Sunday, June 26, 2005

Some Easy Casseroles

We had a family cookout this evening. I made two casseroles to accompany their hamburgers and my Garden Burger. My daughter told me I had never given her these recipes and asked me to put them on the blog. So here they are.

Hash Brown Potato Casserole - Not a lowfat item

1 (2 lb.) bag frozen hash browns
1 can cream of mushroom soup (if you eat meat you can use Cream of Chicken soup)
1 tbsp. chopped onion
2 tbsp. red bell pepper
2 tbsp. green bell pepper
1 (8 oz.) carton sour cream
1 stick butter, melted
salt and pepper to taste
Combine potatoes, soup, onion, bell peppers, sour cream and melted butter. Place in greased casserole. Bake in 325 degree oven for 2 hours. may be prepared the night before and refrigerated.

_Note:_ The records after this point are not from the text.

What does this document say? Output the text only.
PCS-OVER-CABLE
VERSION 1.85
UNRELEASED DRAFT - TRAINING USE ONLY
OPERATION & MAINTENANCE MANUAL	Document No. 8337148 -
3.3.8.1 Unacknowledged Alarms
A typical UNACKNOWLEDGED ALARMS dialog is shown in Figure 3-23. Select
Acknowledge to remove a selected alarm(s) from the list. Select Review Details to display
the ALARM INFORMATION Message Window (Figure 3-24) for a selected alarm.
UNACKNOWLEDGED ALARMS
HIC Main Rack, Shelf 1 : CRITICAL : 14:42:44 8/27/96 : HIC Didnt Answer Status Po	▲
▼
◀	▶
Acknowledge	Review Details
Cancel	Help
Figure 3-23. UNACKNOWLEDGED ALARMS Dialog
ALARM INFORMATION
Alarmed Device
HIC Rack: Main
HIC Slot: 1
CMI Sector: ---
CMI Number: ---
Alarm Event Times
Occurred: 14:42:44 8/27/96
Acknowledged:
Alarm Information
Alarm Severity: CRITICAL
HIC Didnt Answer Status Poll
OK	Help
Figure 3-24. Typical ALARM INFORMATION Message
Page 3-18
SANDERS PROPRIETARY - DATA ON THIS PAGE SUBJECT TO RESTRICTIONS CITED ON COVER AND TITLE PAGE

Texas Bean Bake - Vegetarian Version

2 lb. can vegetarian baked beans in tomato sauce
15 ounce can red kidney beans, drained
box frozen Fordhook lima beans, cooked
3 onions, chopped
2 cloves chopped garlic
cup brown sugar
cup ketchup
1/2 cup cider vinegar
tablespoon dry mustard
teaspoon Worcestershire sauce
2 tablesppons olive oil
Dash Tabasco

Saute onions and garlic in olive oil. Add other ingredients. Mix and bake in casserole at 325 degrees for 2 hours. You can also cook them for hours and hours in the crockpot. This makes about 16 servings. Sometimes if I need 30 or more servings I'll double the recipe and use six kinds of beans. Black beans, Great Northerns, and blackeyed peas work well. Meat eaters can add a half pound of crumbled cooked bacon, using the bacon fat to saute the onions.